Mikaelar Whippy

Personal information
- Born: March 31, 1986 (age 38) Suva, Fiji
- Listed height: 1.73 m (5 ft 8 in)

Career information
- College: Long Island University, Brooklyn, NY

Career history

As coach:
- 2008–2010: LIU Director of basketball operations

= Mikaelar Whippy =

Fijian basketball player

Mikaelar Whippy (born March 31, 1986) is a female basketball player from Fiji who played for the Fiji women's national basketball team at the FIBA World Olympic Qualifying Tournament for Women 2008.

==Personal==
She was born in Suva, Fiji on March 31, 1986. She attended the Church College of New Zealand, a secondary school in Temple View, Hamilton, New Zealand before pursuing a college basketball career in the U.S. at Long Island University. At LIU, she majored in economics with a minor in accounting. Upon her graduation in 2008, she assumed the role of director of operations for women's basketball at LIU for the following two seasons and earned her master's degree in human resource management in 2010.

==College career==
At Long Island University, Whippy was a four-year starter and a two-year captain for the Blackbirds. Over her college career she averaged 8.2 points per game, totaling 952 points, 16th in school history. She pulled down 416 rebounds and is fifth all-time in assists with 285 total assists, averaging 2.5 per game. She sunk 40% of her 2-point shots and made 31% of her 3-point attempts.

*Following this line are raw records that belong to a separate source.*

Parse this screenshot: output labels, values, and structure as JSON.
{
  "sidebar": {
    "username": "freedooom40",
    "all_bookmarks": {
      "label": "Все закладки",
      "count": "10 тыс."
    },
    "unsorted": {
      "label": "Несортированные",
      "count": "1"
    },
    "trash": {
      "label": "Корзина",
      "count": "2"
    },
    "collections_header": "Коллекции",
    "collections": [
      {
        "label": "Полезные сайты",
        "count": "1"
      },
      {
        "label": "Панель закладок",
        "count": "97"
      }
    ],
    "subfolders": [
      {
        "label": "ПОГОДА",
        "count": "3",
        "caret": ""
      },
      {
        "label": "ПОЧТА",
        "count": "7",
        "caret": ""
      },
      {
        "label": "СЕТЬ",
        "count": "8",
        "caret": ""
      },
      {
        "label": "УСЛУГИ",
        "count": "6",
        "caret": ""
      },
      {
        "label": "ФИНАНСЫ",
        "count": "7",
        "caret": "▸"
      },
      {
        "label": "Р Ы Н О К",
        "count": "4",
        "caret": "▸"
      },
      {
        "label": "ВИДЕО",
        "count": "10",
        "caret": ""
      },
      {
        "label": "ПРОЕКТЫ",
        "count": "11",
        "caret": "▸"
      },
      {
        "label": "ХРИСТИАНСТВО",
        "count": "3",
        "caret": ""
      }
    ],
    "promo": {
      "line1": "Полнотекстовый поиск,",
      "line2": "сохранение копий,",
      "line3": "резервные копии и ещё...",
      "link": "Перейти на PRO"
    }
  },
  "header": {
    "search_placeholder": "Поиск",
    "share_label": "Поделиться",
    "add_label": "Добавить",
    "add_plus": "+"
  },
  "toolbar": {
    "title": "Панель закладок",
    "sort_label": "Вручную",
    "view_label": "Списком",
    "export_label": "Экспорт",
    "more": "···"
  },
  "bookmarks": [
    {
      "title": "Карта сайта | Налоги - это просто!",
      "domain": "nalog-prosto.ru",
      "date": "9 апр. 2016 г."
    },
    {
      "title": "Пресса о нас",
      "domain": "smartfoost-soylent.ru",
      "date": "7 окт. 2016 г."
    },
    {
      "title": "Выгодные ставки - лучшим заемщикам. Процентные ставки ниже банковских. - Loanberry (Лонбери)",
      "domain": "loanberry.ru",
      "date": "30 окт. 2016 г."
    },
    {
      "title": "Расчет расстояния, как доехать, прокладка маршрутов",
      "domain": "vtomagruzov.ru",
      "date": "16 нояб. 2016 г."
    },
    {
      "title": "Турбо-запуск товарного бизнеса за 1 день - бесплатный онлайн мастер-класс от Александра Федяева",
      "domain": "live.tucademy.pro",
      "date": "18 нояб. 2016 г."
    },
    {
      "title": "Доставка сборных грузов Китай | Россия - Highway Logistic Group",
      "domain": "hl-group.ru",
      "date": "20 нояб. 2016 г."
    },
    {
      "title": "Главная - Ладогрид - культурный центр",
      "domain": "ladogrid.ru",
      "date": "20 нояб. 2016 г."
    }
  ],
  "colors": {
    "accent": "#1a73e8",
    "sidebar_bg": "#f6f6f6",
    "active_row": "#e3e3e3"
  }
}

=== LIU Brooklyn statistics ===
Source

| Year | Team | GP | Points | FG% | 3P% | FT% | RPG | APG | SPG | BPG | PPG |
| 2004-05 | LIU Brooklyn | 26 | 125 | 34.1% | 26.7% | 74.2% | 2.6 | 1.3 | 1.1 | 0.0 | 4.8 |
| 2005-06 | LIU Brooklyn | 29 | 188 | 47.8% | 45.5% | 77.4% | 3.0 | 1.6 | 1.0 | 0.1 | 6.5 |
| 2006-07 | LIU Brooklyn | 31 | 394 | 43.6% | 34.1% | 67.4% | 4.9 | 3.7 | 1.9 | 0.1 | 12.7 |
| 2007-08 | LIU Brooklyn | 30 | 245 | 35.9% | 22.1% | 77.8% | 3.7 | 3.0 | 1.0 | - | 8.2 |
| Career |  | 116 | 952 | 40.5% | 31.2% | 73.0% | 3.6 | 2.5 | 1.2 | 0.0 | 8.2 |

==International career==
In 2008, Whippy became a member of the Fiji National Team and participated in the FIBA Olympic Qualifying tournament.